L'accord fédéral-provincial sur le transfert de fonds destinés à la santé arrivant à échéance dans moins d'un an, il est urgent de le renouveler. Malheureusement, les échanges sont partis sur de bien mauvaises bases, avec une ministre fédérale qui entend imposer ses conditions et des provinces qui n'en veulent pas. On n'ira nulle part comme ça. Si Ottawa veut faire valoir ses priorités, il devra faire preuve de leadership.

« J'ai la ferme conviction qu'en tant que gouvernement fédéral, nous avons une obligation de faire plus que d'ouvrir simplement le portefeuille fédéral », a indiqué récemment la ministre Jane Philpott en annonçant « des conversations robustes [...] sur la façon dont cet argent devrait être investi ».

La ministre fédérale de la Santé a fait ces déclarations dans le cadre d'un discours devant l'Association médicale canadienne le mois dernier. Elle y énonce des priorités intéressantes, comme la santé mentale, les soins à domicile et les soins palliatifs (auxquels le gouvernement Trudeau s'est engagé à consacrer 3 milliards de dollars supplémentaires sur quatre ans) et la nécessité de faire évoluer le système de santé. Sur le fond, c'est tout à fait défendable. Sur la forme, par contre, c'est mal engagé.

Le ministre québécois de la Santé est celui qui a protesté le plus ouvertement, mais ses homologues n'en pensent pas moins.

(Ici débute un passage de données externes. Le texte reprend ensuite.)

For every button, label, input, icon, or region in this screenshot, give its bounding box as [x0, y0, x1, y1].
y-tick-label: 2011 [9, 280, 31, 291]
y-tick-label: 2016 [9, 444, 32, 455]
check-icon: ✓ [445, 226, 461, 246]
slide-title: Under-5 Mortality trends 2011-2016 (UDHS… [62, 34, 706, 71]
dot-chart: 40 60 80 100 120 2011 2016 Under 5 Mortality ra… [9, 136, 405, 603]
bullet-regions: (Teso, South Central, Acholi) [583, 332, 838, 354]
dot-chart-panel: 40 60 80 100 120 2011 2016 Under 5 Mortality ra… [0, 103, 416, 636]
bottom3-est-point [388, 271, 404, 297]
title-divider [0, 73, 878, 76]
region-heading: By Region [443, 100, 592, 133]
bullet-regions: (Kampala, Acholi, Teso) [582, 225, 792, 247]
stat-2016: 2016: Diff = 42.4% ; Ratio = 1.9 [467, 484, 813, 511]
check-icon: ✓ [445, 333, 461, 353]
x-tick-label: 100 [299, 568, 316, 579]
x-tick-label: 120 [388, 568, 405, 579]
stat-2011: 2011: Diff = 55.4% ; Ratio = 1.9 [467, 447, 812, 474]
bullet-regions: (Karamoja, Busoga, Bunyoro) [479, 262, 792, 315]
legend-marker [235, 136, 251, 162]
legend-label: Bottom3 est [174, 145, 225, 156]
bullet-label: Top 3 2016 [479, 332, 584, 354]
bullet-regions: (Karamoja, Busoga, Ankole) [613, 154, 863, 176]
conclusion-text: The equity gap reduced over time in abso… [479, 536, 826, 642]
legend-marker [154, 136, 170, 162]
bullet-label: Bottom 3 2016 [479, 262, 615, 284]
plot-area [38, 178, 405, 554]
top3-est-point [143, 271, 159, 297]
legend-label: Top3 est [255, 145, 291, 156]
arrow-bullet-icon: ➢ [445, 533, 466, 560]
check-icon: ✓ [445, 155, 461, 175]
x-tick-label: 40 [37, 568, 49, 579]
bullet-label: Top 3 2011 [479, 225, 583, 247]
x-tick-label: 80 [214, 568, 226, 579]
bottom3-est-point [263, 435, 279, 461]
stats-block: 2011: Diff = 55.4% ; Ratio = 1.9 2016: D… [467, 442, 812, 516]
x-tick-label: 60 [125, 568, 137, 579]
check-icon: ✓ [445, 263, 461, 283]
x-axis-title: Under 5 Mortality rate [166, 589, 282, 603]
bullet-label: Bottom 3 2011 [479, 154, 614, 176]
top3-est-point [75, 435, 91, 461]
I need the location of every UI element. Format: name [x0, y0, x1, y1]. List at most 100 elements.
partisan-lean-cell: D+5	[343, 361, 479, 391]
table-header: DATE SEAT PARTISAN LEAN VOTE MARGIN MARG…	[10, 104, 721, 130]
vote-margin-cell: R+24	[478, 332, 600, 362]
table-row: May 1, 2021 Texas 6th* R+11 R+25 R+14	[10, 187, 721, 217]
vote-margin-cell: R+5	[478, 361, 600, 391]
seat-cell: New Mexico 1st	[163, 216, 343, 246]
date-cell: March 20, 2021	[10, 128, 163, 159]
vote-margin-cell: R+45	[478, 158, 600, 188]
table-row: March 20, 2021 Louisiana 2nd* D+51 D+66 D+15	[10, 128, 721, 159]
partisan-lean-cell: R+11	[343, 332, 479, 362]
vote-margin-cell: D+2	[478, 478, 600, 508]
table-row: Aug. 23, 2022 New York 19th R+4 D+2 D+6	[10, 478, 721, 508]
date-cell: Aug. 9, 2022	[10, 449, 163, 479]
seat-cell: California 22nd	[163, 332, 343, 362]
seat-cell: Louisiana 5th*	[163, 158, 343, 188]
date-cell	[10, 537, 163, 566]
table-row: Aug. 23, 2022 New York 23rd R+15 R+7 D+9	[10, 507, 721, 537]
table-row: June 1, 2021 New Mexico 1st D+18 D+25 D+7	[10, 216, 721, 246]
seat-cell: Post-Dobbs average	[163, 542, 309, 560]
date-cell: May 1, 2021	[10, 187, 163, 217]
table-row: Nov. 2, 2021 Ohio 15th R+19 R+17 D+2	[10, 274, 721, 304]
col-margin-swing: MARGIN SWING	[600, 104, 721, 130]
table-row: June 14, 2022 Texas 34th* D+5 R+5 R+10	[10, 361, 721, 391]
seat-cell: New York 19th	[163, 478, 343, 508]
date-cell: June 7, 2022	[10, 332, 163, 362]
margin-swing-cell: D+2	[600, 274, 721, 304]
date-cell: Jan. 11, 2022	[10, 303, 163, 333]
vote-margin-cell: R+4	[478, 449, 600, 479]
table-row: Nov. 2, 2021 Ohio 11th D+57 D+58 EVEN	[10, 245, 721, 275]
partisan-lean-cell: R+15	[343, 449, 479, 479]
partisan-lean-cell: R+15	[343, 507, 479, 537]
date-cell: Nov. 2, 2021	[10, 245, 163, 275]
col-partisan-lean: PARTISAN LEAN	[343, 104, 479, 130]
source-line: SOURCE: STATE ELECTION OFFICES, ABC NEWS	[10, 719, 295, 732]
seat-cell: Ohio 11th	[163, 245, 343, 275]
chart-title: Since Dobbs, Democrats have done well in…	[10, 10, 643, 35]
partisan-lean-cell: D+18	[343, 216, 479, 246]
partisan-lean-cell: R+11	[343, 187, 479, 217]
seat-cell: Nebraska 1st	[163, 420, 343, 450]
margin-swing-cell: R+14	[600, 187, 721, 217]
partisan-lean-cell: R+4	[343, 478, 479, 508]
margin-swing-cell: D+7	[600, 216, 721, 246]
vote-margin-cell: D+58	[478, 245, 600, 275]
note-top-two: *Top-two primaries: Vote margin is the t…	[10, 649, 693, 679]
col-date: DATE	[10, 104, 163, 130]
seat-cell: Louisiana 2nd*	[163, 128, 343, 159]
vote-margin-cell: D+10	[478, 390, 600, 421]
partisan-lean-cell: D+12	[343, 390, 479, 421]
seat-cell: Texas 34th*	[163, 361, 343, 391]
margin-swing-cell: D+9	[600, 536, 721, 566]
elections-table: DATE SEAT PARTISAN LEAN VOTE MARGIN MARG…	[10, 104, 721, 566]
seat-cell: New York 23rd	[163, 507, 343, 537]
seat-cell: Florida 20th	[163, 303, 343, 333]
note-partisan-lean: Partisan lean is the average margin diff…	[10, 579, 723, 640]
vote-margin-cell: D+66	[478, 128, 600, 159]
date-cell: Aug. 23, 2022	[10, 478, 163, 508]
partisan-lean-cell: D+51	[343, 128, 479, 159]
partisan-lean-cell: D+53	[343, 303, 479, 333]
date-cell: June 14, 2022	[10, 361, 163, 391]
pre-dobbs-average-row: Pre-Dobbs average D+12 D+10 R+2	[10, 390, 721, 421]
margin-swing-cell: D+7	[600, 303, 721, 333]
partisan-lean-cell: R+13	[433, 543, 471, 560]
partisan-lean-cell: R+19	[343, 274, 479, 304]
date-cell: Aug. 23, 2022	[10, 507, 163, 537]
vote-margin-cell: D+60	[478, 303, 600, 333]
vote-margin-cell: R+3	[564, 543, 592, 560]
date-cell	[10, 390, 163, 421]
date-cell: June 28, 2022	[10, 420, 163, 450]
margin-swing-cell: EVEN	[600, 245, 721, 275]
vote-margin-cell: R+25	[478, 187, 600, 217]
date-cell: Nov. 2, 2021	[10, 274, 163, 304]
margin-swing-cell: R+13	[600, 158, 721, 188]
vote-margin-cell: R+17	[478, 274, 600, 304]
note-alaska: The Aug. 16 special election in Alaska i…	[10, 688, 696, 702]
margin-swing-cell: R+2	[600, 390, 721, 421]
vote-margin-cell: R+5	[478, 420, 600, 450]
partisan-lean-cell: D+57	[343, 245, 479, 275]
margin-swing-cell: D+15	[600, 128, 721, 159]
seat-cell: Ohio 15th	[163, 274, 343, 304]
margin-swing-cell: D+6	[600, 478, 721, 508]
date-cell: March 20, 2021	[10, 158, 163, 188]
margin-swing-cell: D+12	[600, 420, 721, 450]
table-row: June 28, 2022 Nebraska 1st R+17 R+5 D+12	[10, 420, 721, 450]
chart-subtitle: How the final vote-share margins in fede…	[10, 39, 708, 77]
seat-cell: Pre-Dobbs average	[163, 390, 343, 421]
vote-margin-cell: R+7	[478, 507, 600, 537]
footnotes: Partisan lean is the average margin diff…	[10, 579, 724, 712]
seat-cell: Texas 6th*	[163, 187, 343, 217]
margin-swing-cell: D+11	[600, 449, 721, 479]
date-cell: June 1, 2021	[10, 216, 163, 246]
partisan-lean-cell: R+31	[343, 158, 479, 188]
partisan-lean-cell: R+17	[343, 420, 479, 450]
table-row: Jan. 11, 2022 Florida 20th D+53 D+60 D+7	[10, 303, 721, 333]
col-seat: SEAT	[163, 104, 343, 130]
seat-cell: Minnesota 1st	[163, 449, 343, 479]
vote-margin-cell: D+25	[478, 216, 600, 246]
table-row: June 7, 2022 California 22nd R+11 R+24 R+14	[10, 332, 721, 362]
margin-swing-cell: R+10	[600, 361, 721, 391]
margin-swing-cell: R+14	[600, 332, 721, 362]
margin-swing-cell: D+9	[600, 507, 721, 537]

Les provinces se sont toujours opposées à ce que les transferts en santé soient soumis à des conditions contraignantes.

Bien que les soins soient de compétence provinciale, le pouvoir fédéral de dépenser en santé est bien établi. Et en théorie, un gouvernement pourrait lier ses transferts à l'atteinte d'objectifs précis, en se raccrochant à La loi canadienne sur la santé, par exemple. En pratique, toutefois, c'est difficilement applicable. Demander aux provinces de sauter dans un cerceau pour obtenir leur part ne peut mener qu'à une crise dont personne ne sortira gagnant - surtout pas les patients.

N'oublions pas que les transferts fédéraux couvrent un peu moins du quart des dépenses de santé des provinces.

C'est une participation significative, mais qui ne justifie pas de prendre le contrôle de l'affaire. Et s'il est évident que les façons de faire doivent évoluer, Ottawa doit aussi reconnaître que les bonnes idées ne suffisent pas : si c'était le cas, ce serait réglé depuis longtemps puisqu'on en a des rapports pleins.

Les élus devraient aussi se rappeler qu'il ne s'agit pas de négociations entre un syndicat et un État-employeur, où le premier est en demande et le second doit défendre le portefeuille du contribuable. Il s'agit d'une discussion entre deux ordres de gouvernement redevables au même citoyen. Celui-ci s'attend à ce que l'argent de ses impôts serve à lui donner les meilleurs services possible, et non à commanditer un jeu de souque-à-la-corde entre deux ordres de gouvernement.

La ministre Philpott a un peu nuancé ses propos hier. « Je pense que le terme "conditionnel" relève d'un langage un peu provocateur, nous parlons de faire des investissements dans des priorités partagées », a-t-elle indiqué lors d'une mêlée de presse à Ottawa.

Le ministre Barrette souligne pour sa part que les soins à domicile, les soins palliatifs et la santé mentale sont tous des secteurs dans lesquels il a déjà annoncé ses intentions de réinvestir et, donc, pour lesquels l'argent d'Ottawa sera bienvenu.

Si certaines provinces investissent davantage dans les services privilégiés par Ottawa, comme les soins à domicile, aucune ne les couvre parfaitement. Sur ces priorités donc, tout le monde devrait finir par s'entendre.

La ministre Philpott a par ailleurs raison de souligner que les dizaines de millions de dollars versés dans le cadre du précédent accord sur la santé ont surtout servi à réduire des temps d'attente, sans vraiment changer le fonctionnement du système. Mais comme le rappelle le groupe de réflexion ontarien Mowat Centre dans un récent rapport, les provinces ont bel et bien fait des gestes pour réduire les coûts des services de santé au cours des dernières années.

Oui, il faut en faire plus. La ministre doit toutefois être consciente qu'elle n'est pas devant une page blanche, mais devant des interlocuteurs informés avec lesquels elle doit susciter des échanges fructueux.